Taco chili beef pull with sour cream and guacamole




For the beef chili
500g beef mince
1 onion
2 cloves garlic
1 tbsp olive oil
1 fresh chili, chopped
2 tomatoes, deseeded and diced
1 packet chili seasoning (Santa maria)

You will also need
1 jar red jalapenos (Santa maria)
1 large packet chili or cheese flavored tortilla chips (Santa maria)
150g Cheddar cheese (Emborg)
150ml single cream (Elmlea)
2 limes, cut into wedges
2 ripe avocados
1 clove garlic, finely chopped
Salt and pepper to taste
1 tbsp olive oil


Start with the chili. Fry together the onion, garlic, chili with 1 tbsp olive oil then add in the beef mince to brown.
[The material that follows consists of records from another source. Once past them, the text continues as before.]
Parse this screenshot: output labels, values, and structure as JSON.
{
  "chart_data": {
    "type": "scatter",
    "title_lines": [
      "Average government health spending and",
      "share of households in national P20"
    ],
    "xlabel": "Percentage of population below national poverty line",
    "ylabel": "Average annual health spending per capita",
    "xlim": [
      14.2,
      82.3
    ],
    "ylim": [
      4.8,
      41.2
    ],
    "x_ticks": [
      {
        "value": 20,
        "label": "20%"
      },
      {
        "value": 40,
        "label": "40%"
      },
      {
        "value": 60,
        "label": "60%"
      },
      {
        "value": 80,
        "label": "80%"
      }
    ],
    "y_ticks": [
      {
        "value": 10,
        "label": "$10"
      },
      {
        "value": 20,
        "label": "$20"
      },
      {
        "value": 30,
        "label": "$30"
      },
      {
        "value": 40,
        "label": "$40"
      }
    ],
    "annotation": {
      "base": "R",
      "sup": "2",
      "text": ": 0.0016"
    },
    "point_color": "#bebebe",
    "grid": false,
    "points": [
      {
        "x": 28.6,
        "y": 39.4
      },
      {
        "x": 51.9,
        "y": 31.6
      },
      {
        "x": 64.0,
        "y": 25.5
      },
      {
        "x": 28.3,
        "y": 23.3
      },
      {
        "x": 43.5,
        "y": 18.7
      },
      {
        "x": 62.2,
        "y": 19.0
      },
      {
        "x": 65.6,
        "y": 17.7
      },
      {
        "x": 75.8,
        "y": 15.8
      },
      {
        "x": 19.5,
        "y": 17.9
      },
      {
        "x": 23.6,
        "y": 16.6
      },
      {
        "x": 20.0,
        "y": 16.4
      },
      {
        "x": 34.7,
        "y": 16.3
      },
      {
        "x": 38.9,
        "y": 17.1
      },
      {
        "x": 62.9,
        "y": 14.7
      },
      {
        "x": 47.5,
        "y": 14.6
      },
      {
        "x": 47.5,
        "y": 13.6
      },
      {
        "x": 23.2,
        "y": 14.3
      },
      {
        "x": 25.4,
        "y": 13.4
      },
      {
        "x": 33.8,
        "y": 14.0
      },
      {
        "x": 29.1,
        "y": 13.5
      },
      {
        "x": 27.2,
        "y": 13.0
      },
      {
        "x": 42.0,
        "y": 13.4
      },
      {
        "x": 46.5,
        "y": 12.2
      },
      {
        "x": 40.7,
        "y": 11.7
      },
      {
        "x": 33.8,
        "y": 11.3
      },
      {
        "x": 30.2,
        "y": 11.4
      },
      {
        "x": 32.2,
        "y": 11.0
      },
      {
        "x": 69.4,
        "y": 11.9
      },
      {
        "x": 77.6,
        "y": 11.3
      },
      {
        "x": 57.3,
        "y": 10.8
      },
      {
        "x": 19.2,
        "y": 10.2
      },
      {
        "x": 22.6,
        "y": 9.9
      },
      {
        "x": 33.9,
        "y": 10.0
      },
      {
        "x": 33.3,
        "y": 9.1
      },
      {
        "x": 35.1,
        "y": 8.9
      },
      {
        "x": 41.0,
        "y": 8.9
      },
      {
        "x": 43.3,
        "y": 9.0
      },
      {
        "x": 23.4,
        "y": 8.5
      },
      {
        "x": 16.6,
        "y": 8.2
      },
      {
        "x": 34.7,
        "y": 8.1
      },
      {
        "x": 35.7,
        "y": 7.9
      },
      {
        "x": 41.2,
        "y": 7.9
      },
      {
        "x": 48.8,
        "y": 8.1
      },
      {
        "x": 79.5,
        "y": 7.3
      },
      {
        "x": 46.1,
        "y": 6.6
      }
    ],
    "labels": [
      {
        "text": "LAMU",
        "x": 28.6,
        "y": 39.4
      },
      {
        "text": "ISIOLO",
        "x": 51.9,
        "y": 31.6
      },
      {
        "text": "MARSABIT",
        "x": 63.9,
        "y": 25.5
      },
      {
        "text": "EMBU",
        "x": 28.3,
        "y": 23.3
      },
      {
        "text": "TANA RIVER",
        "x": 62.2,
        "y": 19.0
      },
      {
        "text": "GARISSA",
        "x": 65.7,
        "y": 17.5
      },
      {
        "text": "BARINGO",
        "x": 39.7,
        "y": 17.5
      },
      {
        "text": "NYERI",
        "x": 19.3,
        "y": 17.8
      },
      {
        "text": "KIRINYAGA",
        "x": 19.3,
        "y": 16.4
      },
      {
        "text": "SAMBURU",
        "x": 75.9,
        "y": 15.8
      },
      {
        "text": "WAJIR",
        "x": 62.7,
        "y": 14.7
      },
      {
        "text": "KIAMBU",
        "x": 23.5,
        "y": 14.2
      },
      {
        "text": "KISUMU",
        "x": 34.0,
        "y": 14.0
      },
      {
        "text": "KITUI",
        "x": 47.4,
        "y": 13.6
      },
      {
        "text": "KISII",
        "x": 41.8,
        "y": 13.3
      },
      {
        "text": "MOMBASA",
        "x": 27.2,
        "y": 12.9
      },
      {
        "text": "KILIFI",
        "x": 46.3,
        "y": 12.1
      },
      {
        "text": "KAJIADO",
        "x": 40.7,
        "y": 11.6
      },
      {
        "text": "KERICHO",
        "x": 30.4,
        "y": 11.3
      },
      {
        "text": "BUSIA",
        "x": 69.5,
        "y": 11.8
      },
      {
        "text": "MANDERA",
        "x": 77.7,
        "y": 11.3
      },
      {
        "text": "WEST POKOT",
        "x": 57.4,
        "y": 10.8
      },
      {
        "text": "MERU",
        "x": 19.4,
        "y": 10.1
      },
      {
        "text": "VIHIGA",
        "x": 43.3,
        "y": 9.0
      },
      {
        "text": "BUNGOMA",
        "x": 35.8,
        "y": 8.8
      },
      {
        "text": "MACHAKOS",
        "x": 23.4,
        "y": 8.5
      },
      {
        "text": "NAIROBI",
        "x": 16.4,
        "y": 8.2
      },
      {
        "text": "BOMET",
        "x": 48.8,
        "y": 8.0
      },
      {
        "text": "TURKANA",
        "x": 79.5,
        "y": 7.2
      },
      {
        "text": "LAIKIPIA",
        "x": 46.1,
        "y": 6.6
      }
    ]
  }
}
Add in the chopped tomatoes, chili seasoning and ½ glass of water and cook down for 10 minutes. You do not want the mixture wet.  To put together, take a large oven dish and lay in the tortilla chips. Spoon over the chili randomly, followed by the jalapenos. Grate over the Cheddar cheese and place under a hot grill for 5-10 minutes. Meanwhile, mix together 150ml cream with juice 1 ⁄ 2 lime to make the sour cream. For the guacamole, crush together the avocados, oil, garlic, juice 1 lime and season well with salt and pepper. To serve, remove the tortilla pull from the grill, spoon on the guacamole and sour cream and serve.